Tissue culture production of hazelnut – disinfestation and impact of agar content

Abstract

Australian hazelnuts are a new and emerging industry with the potential annual value in Tasmania alone estimated to be in the order of $ 10-15 million. Currently tree propagation is a slow and inefficient process with suckers collected from mature trees and grown on in nurseries. This parent material may harbour diseases and pests and surviving progeny may have inconsistent growth rates, undesirable suckering and non-uniform growth habits, making orchard establishment challenging. The development of tissue culture technologies for hazels has been pioneered in Oregon, USA, resulting in new cultivars and improved planting stock underpinning successful industry establishment in the USA. There has been little success with tissue culture production of local cultivars in Australia.
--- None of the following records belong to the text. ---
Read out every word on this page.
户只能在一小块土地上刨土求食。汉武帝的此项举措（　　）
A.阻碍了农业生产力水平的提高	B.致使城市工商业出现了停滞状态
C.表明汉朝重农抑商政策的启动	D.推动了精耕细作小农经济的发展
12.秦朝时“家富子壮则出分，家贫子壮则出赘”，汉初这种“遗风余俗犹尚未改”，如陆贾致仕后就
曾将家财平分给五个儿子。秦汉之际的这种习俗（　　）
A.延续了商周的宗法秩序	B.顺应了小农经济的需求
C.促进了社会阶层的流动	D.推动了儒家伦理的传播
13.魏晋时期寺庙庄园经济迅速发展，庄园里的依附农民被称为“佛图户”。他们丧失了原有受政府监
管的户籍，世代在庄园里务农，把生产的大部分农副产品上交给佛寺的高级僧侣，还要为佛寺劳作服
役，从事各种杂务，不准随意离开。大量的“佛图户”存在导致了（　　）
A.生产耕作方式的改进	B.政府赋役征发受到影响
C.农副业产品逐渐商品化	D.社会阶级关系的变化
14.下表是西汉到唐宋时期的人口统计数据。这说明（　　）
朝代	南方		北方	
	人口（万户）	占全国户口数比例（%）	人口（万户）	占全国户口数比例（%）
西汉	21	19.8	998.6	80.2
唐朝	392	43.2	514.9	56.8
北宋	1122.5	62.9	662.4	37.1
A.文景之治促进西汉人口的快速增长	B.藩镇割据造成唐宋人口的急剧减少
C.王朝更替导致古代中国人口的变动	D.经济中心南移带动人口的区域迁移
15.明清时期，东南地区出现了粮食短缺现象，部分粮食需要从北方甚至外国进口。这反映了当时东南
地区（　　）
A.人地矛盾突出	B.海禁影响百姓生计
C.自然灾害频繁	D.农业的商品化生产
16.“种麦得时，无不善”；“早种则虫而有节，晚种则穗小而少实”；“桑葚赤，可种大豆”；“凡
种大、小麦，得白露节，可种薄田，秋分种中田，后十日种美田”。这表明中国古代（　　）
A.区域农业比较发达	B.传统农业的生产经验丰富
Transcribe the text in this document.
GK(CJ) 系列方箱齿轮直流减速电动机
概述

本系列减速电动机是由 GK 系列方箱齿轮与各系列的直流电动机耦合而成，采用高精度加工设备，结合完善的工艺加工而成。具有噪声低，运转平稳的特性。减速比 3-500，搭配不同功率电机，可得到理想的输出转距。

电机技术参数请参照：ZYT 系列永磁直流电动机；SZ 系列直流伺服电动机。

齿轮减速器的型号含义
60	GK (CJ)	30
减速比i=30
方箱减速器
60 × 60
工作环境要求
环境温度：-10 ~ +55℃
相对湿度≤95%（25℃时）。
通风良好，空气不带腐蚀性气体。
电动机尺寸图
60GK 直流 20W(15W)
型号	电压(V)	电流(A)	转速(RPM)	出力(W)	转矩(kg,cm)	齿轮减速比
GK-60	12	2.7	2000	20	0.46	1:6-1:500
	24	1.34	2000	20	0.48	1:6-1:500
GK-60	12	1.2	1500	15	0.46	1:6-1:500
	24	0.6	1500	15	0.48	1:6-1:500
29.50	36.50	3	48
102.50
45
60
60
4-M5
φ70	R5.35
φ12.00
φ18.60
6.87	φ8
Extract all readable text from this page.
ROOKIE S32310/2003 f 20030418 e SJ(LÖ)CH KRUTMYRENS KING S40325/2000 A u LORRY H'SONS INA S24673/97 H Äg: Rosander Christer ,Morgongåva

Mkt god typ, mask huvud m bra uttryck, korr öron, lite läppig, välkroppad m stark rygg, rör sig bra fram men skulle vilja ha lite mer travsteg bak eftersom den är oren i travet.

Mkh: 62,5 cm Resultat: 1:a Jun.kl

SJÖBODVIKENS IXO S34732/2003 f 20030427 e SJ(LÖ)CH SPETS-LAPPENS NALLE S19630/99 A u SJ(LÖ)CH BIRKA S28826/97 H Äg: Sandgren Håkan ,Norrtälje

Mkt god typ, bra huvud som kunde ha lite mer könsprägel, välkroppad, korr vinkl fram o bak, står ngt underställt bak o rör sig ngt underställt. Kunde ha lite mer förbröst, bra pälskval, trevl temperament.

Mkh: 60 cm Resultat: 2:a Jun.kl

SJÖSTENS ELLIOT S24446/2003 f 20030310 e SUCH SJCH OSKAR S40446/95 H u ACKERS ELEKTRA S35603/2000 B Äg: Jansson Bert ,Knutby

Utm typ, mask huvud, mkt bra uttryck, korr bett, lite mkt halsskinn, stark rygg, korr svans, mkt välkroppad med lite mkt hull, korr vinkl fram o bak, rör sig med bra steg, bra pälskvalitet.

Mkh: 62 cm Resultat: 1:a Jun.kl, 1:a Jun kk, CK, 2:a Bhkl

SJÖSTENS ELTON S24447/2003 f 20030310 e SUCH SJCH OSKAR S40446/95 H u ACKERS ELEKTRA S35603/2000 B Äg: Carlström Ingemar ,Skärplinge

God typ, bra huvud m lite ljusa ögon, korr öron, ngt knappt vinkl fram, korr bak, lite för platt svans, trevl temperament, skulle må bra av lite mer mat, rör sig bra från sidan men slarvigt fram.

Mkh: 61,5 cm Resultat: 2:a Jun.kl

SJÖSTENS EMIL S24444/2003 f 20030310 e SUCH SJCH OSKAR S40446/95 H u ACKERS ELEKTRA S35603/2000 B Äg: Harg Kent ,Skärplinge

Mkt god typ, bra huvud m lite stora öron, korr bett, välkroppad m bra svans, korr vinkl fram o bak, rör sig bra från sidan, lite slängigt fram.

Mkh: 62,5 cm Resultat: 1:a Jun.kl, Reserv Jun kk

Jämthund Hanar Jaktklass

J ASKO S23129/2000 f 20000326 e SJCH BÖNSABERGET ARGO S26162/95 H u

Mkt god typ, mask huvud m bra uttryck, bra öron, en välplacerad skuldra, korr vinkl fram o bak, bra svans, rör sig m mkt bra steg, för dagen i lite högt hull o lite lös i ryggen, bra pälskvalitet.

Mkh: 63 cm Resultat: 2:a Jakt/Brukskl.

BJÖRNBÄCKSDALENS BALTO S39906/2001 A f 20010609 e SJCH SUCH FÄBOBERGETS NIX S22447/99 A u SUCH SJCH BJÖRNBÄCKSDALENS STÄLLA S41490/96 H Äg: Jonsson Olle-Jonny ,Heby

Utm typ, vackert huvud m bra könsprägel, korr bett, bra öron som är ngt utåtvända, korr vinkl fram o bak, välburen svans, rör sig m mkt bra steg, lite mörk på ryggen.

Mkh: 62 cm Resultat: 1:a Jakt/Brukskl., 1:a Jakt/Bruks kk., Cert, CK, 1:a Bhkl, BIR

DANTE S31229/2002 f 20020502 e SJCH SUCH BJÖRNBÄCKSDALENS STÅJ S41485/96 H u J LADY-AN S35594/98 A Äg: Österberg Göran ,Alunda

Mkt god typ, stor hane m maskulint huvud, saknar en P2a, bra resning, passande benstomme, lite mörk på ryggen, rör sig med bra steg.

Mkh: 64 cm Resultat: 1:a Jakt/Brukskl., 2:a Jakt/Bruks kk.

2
This project examined strategies to optimise the transfer of glasshouse and field grown cuttings (explants) into axenic tissue culture, by testing different disinfestation treatments with sodium hypochlorite (NaOCl). Further, once in tissue culture, we tested the impact of varying agar content in media on key growth parameters. Outcomes indicated fungal and bacterial contamination from field-sourced explants was greater than those from glasshousesourced and that a greater NaOCl concentration (2.1% compared to 1.05%) was required to obtain axenic tissue cultures. Also, low agar content (0.2-0.4%) in tissue culture media produced improved hazel explant growth with greater shoot fresh weights and node numbers than with high agar content. These findings may help underpin the development of micro-propagation as a useful source of quality planting material for the hazelnut industry in Australia.